Diário noturno (3)

A cortina é de algodão cru com flores de renda que, no momento, me parecem gigantes. O abajur com cúpula branca tem uma lâmpada com luz fraca que, apesar de fraca, tem o poder de projetar uma sombra enorme na parede, uma sombra que começa pequena e cresce na direção do teto e, então, some. O vento que sopra vem das hélices que giram frenéticas e aliviam meu corpo da noite quente, aliviam meu corpo, mas não a mente.

Penso nas borboletas que invadiram o quintal, por todo lado elas estiveram com suas asas amarelas pousando aqui e ali, leves e saltitantes... tão fácil prá elas.
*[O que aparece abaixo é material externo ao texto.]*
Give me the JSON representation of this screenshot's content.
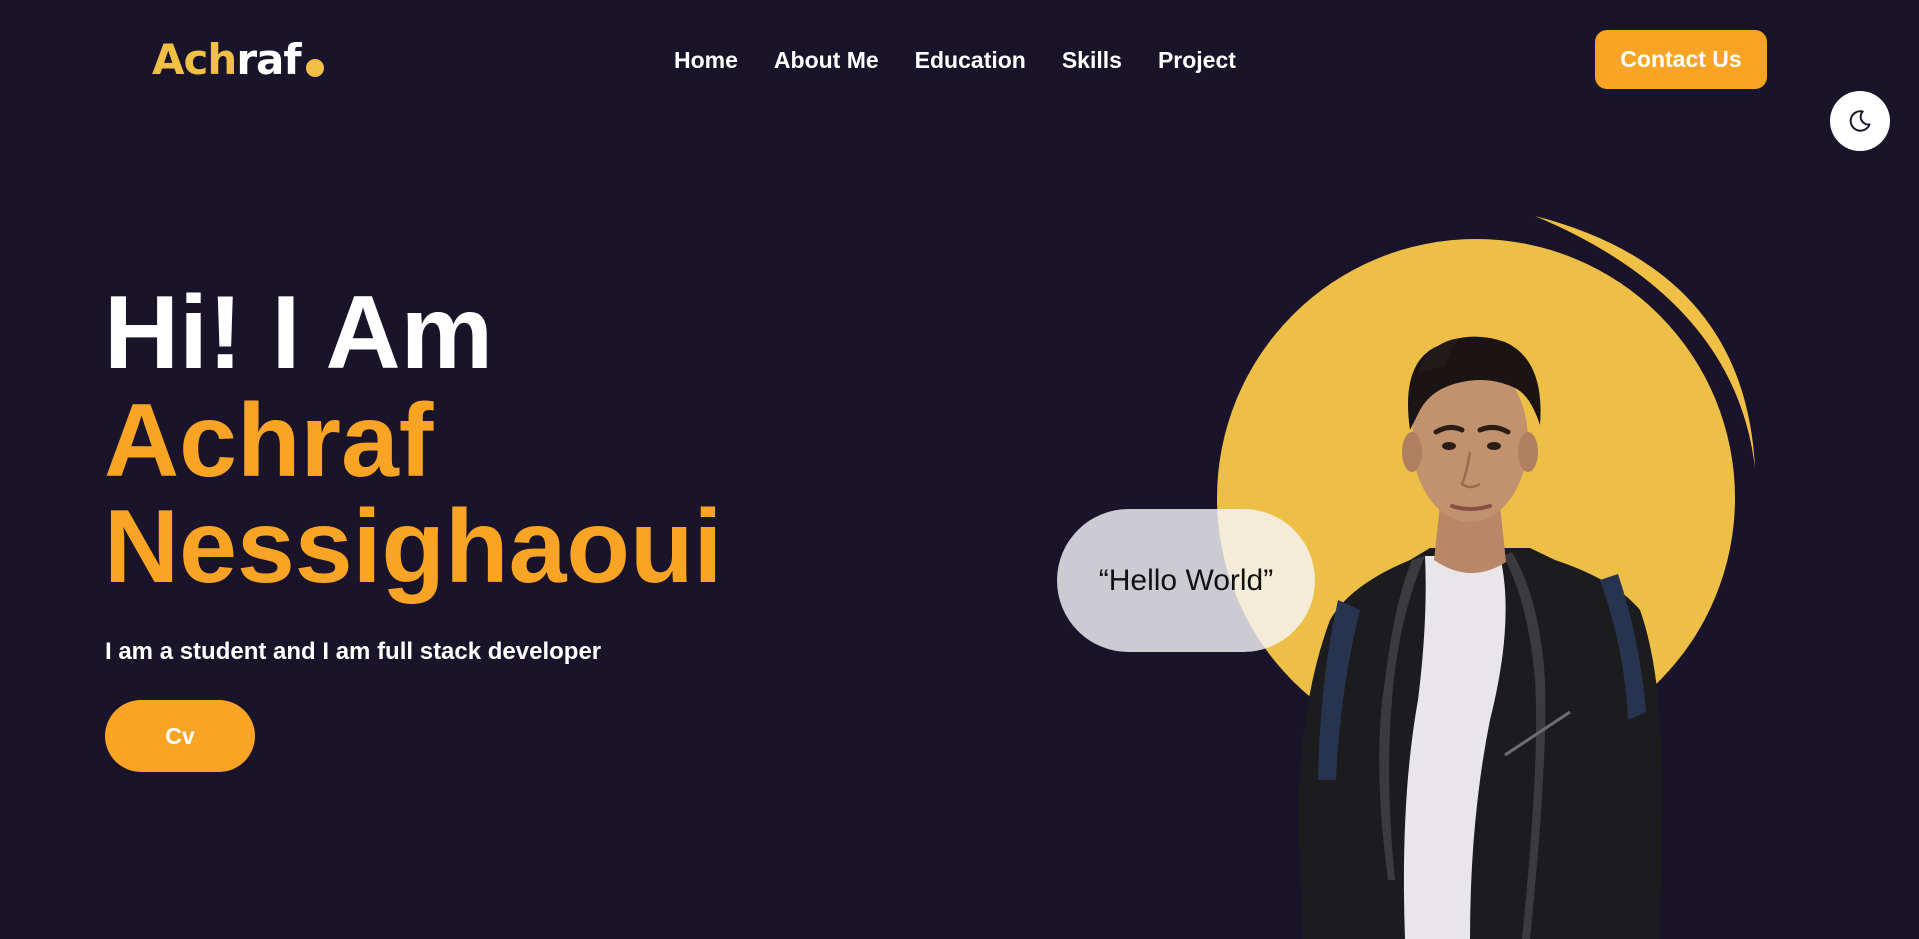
{
  "logo": {
    "part_accent": "Ach",
    "part_main": "raf"
  },
  "nav": {
    "items": [
      "Home",
      "About Me",
      "Education",
      "Skills",
      "Project"
    ]
  },
  "header": {
    "contact_label": "Contact Us",
    "theme_icon": "moon-icon"
  },
  "hero": {
    "greeting": "Hi! I Am",
    "name_line1": "Achraf",
    "name_line2": "Nessighaoui",
    "description": "I am a student and I am full stack developer",
    "cv_label": "Cv",
    "bubble_text": "“Hello World”"
  },
  "colors": {
    "background": "#1a142b",
    "accent_orange": "#f9a424",
    "accent_yellow": "#f0bf45",
    "text": "#ffffff"
  }
}
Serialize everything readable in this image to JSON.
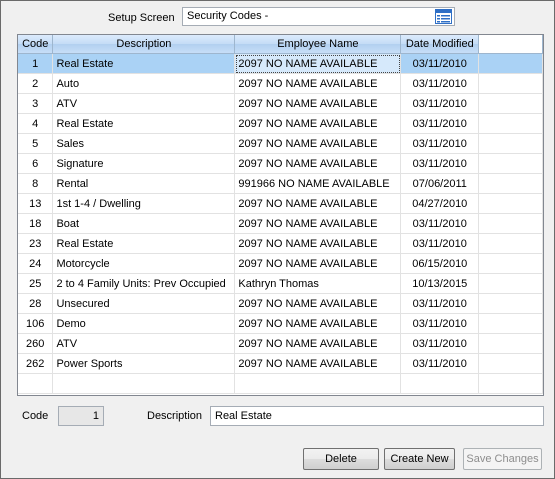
{
  "setup": {
    "label": "Setup Screen",
    "value": "Security Codes -"
  },
  "grid": {
    "columns": [
      "Code",
      "Description",
      "Employee Name",
      "Date Modified"
    ],
    "rows": [
      {
        "code": "1",
        "description": "Real Estate",
        "employee": "2097 NO NAME AVAILABLE",
        "date": "03/11/2010"
      },
      {
        "code": "2",
        "description": "Auto",
        "employee": "2097 NO NAME AVAILABLE",
        "date": "03/11/2010"
      },
      {
        "code": "3",
        "description": "ATV",
        "employee": "2097 NO NAME AVAILABLE",
        "date": "03/11/2010"
      },
      {
        "code": "4",
        "description": "Real Estate",
        "employee": "2097 NO NAME AVAILABLE",
        "date": "03/11/2010"
      },
      {
        "code": "5",
        "description": "Sales",
        "employee": "2097 NO NAME AVAILABLE",
        "date": "03/11/2010"
      },
      {
        "code": "6",
        "description": "Signature",
        "employee": "2097 NO NAME AVAILABLE",
        "date": "03/11/2010"
      },
      {
        "code": "8",
        "description": "Rental",
        "employee": "991966 NO NAME AVAILABLE",
        "date": "07/06/2011"
      },
      {
        "code": "13",
        "description": "1st 1-4 / Dwelling",
        "employee": "2097 NO NAME AVAILABLE",
        "date": "04/27/2010"
      },
      {
        "code": "18",
        "description": "Boat",
        "employee": "2097 NO NAME AVAILABLE",
        "date": "03/11/2010"
      },
      {
        "code": "23",
        "description": "Real Estate",
        "employee": "2097 NO NAME AVAILABLE",
        "date": "03/11/2010"
      },
      {
        "code": "24",
        "description": "Motorcycle",
        "employee": "2097 NO NAME AVAILABLE",
        "date": "06/15/2010"
      },
      {
        "code": "25",
        "description": "2 to 4 Family Units: Prev Occupied",
        "employee": "Kathryn Thomas",
        "date": "10/13/2015"
      },
      {
        "code": "28",
        "description": "Unsecured",
        "employee": "2097 NO NAME AVAILABLE",
        "date": "03/11/2010"
      },
      {
        "code": "106",
        "description": "Demo",
        "employee": "2097 NO NAME AVAILABLE",
        "date": "03/11/2010"
      },
      {
        "code": "260",
        "description": "ATV",
        "employee": "2097 NO NAME AVAILABLE",
        "date": "03/11/2010"
      },
      {
        "code": "262",
        "description": "Power Sports",
        "employee": "2097 NO NAME AVAILABLE",
        "date": "03/11/2010"
      }
    ]
  },
  "detail": {
    "code_label": "Code",
    "code_value": "1",
    "description_label": "Description",
    "description_value": "Real Estate"
  },
  "buttons": {
    "delete": "Delete",
    "create_new": "Create New",
    "save_changes": "Save Changes"
  },
  "icons": {
    "list_button": "list-view-icon"
  }
}
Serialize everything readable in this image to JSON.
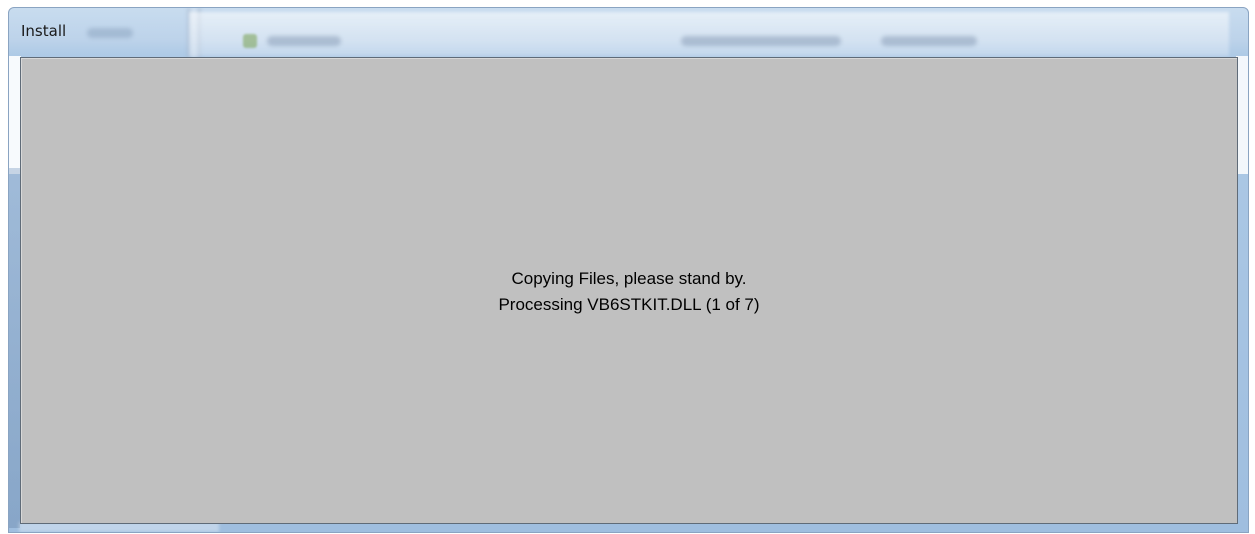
{
  "window": {
    "title": "Install"
  },
  "dialog": {
    "status_line_1": "Copying Files, please stand by.",
    "status_line_2": "Processing VB6STKIT.DLL (1 of 7)"
  },
  "colors": {
    "client_background": "#c0c0c0",
    "frame_glass": "#aecae6",
    "client_border": "#5f6b78",
    "text": "#000000"
  }
}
Penso nos olhos da gata que um dia virou nossa lata e nunca mais a desvirou, tomou conta do espaço vazio que havia, encheu a casa de graça e simplesmente ficou. Penso em outros olhos com olhares de espelhos e outros de outros espelhos que um dia atravessaram os meus com sorrisos largos e outros contidos. Penso que sorrir faz bem, que chorar também, que a tristeza não tem cara feia, cara feia quem tem é a soberba que cruza os braços à nossa frente. Penso que um abraço sincero é aconchego prá alma, que abraçar a si mesmo é um exercício diário, alonga os braços e a auto-estima, que ficar em silêncio é dar um tempo pro tempo que quer o grito, o uivo, o gemido. Penso que o suspiro é a fuga de um pensamento que deslizou pro peito batendo de frente com o coração, às vezes tão vagabundo que não se cansa de ter esperança e ainda acredita nela que não pode ver uma janela aberta e se garante com a crença. Penso em mim mesma buscando preciosidades nesse leito feito de cascalho e lua.

As flores gigantes se movem sutilmente e as sombras crescentes envolvem o céu que me abriga. Mas as coisas são o que são e as hélices continuam girando seu vento de alívio apenas porque a noite é quente, e quente porque é verão.